Several works by Dutch Fauve artist Kees van Dongen also garnered substantial interest. Four paintings by that artist depicting prostitutes were sold for an aggregate of £6.4 million against a low estimate of £4 million; La cuirasse d’or, one of the four paintings, sold for £2.9 million against high estimates of £2.5 million. Femme aux deux colliers, also in the series, £1.3 million against high estimates of £600,000.
Reclining Mother and Child (1960) by Henry Moore; sold for £2,617,250 ($3,749,641) against estimates of £1 million to £2 million. Image via Artnet.
La cuirasse d’or (1907) Kees van Dongen; sold for £2,897,250 ($4,150,787) against estimates of £1.5 million to £2.5 million. Image via Artnet.
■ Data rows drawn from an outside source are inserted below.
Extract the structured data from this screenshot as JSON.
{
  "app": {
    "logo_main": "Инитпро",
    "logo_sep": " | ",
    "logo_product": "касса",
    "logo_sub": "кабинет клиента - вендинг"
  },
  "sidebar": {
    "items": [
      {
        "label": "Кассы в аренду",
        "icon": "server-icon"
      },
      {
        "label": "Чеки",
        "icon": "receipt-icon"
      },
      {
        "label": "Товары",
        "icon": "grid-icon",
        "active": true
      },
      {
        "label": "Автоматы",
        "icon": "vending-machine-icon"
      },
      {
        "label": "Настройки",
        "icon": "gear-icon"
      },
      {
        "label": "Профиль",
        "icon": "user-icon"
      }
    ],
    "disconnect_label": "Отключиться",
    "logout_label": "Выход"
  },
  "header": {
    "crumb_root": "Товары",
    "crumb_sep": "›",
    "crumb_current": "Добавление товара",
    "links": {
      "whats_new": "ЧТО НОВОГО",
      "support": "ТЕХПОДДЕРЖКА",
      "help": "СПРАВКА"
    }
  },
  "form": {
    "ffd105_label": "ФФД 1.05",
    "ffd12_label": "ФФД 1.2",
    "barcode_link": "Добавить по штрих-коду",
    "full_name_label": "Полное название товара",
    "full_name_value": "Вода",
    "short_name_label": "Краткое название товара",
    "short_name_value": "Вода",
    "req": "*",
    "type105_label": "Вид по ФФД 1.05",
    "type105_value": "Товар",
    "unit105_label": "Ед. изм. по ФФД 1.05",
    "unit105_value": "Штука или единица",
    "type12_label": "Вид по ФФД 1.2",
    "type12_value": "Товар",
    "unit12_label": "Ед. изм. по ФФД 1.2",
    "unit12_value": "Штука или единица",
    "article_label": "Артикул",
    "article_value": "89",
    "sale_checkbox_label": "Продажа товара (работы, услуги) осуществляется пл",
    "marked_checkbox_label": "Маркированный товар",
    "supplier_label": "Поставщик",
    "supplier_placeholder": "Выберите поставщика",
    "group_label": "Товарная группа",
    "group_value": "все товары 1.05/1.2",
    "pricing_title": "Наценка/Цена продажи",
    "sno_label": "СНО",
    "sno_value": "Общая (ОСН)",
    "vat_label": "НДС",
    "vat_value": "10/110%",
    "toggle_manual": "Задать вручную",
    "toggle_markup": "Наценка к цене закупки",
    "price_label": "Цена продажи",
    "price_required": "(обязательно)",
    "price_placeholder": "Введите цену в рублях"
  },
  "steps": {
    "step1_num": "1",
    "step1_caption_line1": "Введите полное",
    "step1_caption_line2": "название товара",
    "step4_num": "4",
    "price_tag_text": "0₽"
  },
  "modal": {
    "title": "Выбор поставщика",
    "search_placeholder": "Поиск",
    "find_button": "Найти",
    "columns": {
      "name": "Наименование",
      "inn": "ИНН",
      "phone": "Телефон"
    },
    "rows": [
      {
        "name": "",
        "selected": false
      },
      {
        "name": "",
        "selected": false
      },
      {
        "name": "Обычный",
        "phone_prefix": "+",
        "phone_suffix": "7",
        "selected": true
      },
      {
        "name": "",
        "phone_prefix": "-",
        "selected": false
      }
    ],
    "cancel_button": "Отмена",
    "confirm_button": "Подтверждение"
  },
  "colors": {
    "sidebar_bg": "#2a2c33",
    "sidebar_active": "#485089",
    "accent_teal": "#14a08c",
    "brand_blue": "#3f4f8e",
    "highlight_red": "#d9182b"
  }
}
Modigliani’s Les deux filles reached £6.5 million topping its estimate of £5.5 million, after bidding by three collectors drove the price up. Having never appeared at auction before, the canvas is also unique for being one of only five double portraits the artist has ever executed. A lower priced lot that handily surpassed expectations was Ernst Ludwig Kirchner’s double sided Drei Pferde / Landschaft, which sold for £959,650 on estimates of £300,000 to £500,000.
Les Deux Filles (1918) by Amedeo Modigliani; sold for £6,537,250 ($9,365,687) against estimates of £3.5 million to £5.5 million. Image via Artnet.
Les deux couturieres (1890) by Edouard Vuillard; Sold for £5,081,250 ($7,279,727), against estimates of £4.5 million to £6.5 million. Image via Artnet.
Edouard Vuillard’s Les deux couturieres landed inside its estimate range of £4.5 million to £6.5 million, sold on a single bid for £5 million. Souren Melikian of the International Herald Tribune speculates that the piece may be unfinished–it is uncharacteristically lacking in detail for the aesthetic status quo and the period of Vuillard’s life in which it was painted (1890), and was only revealed to the public when it was sold by the artist’s estate fifty years later.
While there were some prominent unsold lots by household name artists such as Matisse, Renoir, and Monet (his Promenade at Argenteuil failed to generate any bids), the auction performed well enough to merit being called a success.
Les deux soeurs (1929) by Fernand Leger; Sold for £2,169,250 ($3,107,808) against estimates of £2 million to £3 million. Image via Artnet.
Les Dindons – Pont-Aven (1888) by Paul Gauguin; Sold for £2,057,250 ($2,947,349) against estimates of £2 million to £3 million. Image via Artnet.